Garg wrote a letter to employees: "I failed to show the appropriate amount of respect and appreciation for the individuals who were affected." He took a leave of absence. The company hired an outside firm to review its culture. In January 2022, he returned as CEO. A second round of layoffs followed in March. In April, a leaked video revealed him telling remaining employees that the company had "probably pissed away $200 million." He blamed himself for overhiring. The honesty was almost as shocking as the cruelty.
Public at the Worst Possible Time
In August 2023, Better.com finally went public via a SPAC merger with Aurora Acquisition Corp. The timing could not have been worse. Mortgage rates were at multi-decade highs. The housing market had frozen. Digital lenders were bleeding. Better.com's stock dropped 93% from its initial price. Barron's called it "a bad time for mortgage lenders." The understatement of the year.
Yet Garg kept going. That is the through-line of his career, the thing that makes him more than a footnote in a management textbook. He fails publicly, embarrassingly, sometimes spectacularly. Then he starts again. MyRichUncle died in 2008. By 2014 he had Better.com. Better.com's stock cratered in 2023. He is still CEO. Still pitching. Still convinced that technology can fix the mortgage industry even when the market says otherwise.
There is something almost punk-rock about it. The refusal to quit. The willingness to say the quiet part out loud - even when the quiet part is "we wasted $200 million." Most CEOs speak in approved talking points crafted by comms teams. Garg speaks like a trader who never learned corporate diplomacy. It is not always admirable. It is never boring.
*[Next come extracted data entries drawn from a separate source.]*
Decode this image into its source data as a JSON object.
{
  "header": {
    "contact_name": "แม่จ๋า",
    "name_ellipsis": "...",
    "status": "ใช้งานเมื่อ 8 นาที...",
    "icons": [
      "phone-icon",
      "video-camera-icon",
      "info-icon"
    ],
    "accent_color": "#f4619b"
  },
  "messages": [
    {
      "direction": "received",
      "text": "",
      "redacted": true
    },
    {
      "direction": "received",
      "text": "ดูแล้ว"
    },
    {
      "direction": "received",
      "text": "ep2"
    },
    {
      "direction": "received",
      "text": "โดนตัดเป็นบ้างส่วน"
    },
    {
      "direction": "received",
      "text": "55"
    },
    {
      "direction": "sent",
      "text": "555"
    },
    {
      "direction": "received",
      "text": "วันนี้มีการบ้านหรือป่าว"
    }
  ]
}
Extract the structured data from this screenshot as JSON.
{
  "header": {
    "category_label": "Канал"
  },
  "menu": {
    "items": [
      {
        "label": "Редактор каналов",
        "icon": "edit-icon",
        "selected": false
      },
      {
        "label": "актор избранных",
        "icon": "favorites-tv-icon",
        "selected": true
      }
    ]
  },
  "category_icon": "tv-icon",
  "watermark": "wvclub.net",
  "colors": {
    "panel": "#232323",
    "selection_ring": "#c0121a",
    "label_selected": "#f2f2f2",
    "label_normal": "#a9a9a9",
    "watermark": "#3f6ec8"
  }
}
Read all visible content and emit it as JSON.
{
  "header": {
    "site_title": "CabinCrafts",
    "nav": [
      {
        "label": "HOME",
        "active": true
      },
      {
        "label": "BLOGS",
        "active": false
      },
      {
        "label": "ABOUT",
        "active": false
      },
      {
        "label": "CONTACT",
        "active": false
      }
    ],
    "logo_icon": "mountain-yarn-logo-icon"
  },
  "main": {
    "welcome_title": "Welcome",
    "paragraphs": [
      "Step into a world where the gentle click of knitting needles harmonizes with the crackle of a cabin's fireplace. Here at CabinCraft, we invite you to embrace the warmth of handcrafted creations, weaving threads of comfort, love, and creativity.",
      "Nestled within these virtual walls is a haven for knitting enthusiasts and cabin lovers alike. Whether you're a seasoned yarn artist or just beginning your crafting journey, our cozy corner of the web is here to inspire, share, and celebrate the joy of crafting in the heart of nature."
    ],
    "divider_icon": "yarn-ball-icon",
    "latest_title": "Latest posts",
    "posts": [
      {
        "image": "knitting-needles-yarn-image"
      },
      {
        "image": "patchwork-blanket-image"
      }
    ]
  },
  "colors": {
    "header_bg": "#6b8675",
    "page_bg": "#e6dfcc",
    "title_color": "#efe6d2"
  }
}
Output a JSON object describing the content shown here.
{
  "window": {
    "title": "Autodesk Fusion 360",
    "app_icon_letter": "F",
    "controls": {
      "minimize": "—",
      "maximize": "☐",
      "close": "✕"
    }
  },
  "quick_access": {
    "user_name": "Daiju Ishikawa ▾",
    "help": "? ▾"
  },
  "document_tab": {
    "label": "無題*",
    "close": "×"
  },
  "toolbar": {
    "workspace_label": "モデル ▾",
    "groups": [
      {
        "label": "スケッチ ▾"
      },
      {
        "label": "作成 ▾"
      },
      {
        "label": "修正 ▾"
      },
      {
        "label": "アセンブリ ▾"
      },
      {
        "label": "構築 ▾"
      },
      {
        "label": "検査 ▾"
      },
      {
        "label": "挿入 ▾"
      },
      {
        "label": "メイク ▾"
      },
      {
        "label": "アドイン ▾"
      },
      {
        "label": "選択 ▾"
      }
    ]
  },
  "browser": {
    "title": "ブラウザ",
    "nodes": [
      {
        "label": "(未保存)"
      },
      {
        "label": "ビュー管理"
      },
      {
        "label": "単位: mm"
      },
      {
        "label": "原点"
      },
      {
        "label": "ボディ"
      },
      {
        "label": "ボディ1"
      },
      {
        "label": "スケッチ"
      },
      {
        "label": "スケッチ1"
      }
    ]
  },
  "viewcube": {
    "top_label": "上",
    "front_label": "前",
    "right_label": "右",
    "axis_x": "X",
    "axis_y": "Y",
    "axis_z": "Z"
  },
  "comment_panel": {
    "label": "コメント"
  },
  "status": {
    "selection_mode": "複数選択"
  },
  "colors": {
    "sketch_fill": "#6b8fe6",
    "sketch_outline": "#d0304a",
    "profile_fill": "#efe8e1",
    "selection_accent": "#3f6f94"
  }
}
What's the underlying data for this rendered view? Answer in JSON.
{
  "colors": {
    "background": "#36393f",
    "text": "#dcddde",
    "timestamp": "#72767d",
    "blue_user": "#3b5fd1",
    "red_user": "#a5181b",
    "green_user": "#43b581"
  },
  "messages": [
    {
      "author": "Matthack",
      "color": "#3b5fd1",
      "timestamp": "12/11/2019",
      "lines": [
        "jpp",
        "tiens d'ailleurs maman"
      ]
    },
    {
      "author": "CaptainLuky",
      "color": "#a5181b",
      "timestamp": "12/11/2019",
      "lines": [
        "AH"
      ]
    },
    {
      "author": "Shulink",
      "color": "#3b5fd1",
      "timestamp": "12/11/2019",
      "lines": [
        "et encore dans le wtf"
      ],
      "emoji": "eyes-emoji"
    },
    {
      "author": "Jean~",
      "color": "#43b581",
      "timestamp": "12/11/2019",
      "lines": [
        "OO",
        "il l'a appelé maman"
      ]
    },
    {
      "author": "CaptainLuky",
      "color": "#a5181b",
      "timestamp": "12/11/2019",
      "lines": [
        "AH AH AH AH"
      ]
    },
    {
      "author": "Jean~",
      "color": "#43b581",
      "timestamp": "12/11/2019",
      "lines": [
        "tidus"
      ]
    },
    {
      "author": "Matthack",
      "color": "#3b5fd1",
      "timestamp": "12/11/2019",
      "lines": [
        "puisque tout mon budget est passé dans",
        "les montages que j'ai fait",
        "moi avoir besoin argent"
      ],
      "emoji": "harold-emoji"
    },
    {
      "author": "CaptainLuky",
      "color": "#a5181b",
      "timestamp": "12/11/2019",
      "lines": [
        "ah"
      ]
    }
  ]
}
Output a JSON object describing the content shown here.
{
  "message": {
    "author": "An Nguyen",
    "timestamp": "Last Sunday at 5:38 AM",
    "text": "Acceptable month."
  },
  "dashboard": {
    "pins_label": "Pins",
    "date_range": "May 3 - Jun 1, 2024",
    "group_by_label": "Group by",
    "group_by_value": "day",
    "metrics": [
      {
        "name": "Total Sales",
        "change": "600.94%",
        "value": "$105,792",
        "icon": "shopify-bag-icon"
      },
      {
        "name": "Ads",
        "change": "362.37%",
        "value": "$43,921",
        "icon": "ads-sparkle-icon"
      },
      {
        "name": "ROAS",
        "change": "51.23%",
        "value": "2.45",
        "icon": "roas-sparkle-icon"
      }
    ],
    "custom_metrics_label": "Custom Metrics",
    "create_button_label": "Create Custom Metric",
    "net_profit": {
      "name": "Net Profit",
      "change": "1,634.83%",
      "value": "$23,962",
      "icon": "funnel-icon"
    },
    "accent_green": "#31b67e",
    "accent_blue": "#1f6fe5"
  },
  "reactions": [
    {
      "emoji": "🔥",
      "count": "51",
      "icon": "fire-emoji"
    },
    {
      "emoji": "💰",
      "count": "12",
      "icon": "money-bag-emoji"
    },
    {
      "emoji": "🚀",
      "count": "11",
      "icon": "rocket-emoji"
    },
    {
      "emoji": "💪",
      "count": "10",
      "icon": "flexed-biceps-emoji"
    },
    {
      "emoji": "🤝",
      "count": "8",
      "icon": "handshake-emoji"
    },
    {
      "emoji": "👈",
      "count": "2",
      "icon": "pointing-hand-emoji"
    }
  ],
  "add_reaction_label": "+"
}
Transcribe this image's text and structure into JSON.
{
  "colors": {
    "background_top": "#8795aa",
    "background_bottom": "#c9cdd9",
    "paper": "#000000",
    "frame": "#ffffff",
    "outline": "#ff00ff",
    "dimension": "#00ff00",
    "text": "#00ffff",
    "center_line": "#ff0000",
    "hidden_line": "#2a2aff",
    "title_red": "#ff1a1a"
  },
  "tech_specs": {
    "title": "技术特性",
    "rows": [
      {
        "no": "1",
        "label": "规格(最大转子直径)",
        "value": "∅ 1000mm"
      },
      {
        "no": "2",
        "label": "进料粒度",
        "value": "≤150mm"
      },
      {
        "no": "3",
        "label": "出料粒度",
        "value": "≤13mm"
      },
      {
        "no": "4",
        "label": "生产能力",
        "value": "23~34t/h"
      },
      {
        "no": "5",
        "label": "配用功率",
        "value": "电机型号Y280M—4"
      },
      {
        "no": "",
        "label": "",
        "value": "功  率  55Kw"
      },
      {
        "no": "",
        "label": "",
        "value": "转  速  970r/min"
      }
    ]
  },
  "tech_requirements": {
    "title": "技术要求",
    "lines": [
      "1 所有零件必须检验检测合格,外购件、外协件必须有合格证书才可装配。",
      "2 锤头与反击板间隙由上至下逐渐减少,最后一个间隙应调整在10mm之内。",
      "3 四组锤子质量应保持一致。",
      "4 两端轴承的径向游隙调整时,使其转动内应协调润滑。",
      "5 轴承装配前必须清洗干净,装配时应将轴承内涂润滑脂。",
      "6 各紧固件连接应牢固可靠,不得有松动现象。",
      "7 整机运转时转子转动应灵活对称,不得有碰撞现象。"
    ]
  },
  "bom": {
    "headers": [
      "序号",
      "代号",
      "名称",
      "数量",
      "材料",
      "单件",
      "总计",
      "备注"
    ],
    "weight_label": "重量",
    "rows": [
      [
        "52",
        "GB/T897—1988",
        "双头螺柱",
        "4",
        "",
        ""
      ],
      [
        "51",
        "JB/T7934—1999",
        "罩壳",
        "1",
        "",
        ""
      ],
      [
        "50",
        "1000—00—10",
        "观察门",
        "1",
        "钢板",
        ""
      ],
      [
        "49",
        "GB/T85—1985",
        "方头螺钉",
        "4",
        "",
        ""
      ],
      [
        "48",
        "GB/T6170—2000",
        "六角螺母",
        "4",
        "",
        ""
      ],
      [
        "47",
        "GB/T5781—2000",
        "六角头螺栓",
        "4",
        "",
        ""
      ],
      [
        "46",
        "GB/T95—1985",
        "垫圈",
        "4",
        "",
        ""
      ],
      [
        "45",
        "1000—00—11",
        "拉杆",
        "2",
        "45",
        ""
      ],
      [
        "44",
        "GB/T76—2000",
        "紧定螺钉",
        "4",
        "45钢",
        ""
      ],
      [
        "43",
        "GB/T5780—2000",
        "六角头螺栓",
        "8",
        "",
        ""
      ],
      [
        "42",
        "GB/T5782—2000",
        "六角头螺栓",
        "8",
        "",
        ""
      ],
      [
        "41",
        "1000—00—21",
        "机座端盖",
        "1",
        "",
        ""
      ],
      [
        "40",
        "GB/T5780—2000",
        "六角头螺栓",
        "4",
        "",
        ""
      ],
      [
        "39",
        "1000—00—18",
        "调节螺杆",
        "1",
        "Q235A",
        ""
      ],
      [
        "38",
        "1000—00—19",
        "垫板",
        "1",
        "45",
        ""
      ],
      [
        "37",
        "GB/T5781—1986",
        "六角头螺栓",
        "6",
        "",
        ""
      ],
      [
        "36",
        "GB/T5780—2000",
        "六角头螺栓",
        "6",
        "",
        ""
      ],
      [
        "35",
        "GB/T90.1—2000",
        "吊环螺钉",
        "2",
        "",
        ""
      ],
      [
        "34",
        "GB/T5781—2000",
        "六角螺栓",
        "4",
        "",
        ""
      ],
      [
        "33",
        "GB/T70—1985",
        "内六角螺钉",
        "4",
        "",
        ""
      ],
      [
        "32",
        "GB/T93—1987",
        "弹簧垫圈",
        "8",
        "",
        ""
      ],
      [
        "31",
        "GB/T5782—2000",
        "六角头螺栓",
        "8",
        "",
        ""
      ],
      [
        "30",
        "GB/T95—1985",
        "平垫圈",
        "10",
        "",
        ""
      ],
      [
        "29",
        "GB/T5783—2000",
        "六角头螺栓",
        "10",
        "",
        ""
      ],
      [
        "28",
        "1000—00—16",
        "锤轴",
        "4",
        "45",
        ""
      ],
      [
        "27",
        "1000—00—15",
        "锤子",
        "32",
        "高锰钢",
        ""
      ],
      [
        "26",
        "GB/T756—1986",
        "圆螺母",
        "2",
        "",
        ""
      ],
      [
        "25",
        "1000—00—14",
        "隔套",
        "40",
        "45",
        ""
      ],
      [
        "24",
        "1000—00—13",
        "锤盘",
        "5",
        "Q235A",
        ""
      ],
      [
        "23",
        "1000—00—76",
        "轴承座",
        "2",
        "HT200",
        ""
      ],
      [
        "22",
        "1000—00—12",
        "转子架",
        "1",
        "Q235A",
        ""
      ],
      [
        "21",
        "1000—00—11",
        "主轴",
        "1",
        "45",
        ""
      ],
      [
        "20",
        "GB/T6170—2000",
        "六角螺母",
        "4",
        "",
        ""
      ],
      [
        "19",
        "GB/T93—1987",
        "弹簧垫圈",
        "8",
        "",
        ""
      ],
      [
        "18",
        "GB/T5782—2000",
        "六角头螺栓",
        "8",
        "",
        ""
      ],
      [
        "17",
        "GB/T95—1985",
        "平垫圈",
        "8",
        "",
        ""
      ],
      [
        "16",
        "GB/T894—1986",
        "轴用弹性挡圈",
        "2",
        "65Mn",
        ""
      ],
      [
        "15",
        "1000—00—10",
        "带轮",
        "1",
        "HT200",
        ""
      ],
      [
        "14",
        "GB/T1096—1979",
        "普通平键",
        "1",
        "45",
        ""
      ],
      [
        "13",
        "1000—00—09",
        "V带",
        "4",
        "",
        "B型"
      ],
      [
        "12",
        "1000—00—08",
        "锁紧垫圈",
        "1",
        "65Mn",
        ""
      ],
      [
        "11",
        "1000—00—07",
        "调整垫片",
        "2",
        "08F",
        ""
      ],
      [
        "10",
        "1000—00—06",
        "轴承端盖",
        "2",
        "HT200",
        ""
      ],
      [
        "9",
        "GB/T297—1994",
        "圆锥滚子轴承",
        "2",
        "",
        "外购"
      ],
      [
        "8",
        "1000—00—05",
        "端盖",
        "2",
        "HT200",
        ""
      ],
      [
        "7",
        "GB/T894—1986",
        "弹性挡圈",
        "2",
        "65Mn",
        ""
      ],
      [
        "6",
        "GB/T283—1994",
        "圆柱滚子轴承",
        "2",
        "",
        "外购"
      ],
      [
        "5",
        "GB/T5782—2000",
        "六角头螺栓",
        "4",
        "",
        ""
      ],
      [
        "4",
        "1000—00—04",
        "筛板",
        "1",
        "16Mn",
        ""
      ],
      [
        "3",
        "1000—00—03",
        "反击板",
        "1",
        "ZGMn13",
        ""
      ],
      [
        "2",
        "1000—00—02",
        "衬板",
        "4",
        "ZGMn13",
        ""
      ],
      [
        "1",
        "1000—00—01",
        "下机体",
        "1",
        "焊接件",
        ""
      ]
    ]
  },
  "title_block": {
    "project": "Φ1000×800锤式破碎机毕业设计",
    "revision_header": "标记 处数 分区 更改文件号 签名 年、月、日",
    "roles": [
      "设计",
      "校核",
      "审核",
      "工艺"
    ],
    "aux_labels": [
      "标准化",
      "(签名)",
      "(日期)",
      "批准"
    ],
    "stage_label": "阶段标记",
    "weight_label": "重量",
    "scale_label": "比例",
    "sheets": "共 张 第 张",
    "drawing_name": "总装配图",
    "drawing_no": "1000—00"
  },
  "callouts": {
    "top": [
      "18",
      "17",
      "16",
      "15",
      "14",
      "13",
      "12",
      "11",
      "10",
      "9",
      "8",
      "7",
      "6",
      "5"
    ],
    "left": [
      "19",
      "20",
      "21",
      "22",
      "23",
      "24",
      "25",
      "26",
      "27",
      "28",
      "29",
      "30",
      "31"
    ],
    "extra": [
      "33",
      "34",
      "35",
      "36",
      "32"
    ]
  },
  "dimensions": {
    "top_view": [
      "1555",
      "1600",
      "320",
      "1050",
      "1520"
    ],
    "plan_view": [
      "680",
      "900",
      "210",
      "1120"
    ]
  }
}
Manhattan. Three Kids. A Harvard Wife.
Garg lives in Manhattan with his wife, Sarita James, and their three children. James is a Harvard alum who wrote a New York Times op-ed about taking babies to work - a piece that quietly reframes the Garg household as less "tech bro" and more "intellectual power couple" than public perception suggests. He donates to Democratic candidates including Kamala Harris, Joe Biden, and Elizabeth Warren. He supports veterans through the Serve America PAC. The politics do not align neatly with the stereotype of the ruthless libertarian founder.
He maintains a personal website. He is active on LinkedIn and Twitter. He has a Pinterest account, which is either the most humanizing detail about him or the most confusing, depending on your perspective. He is, by all accounts, deeply present in his children's lives - the same children who will one day Google their father's name and find three minutes of Zoom footage that changed how the world sees him.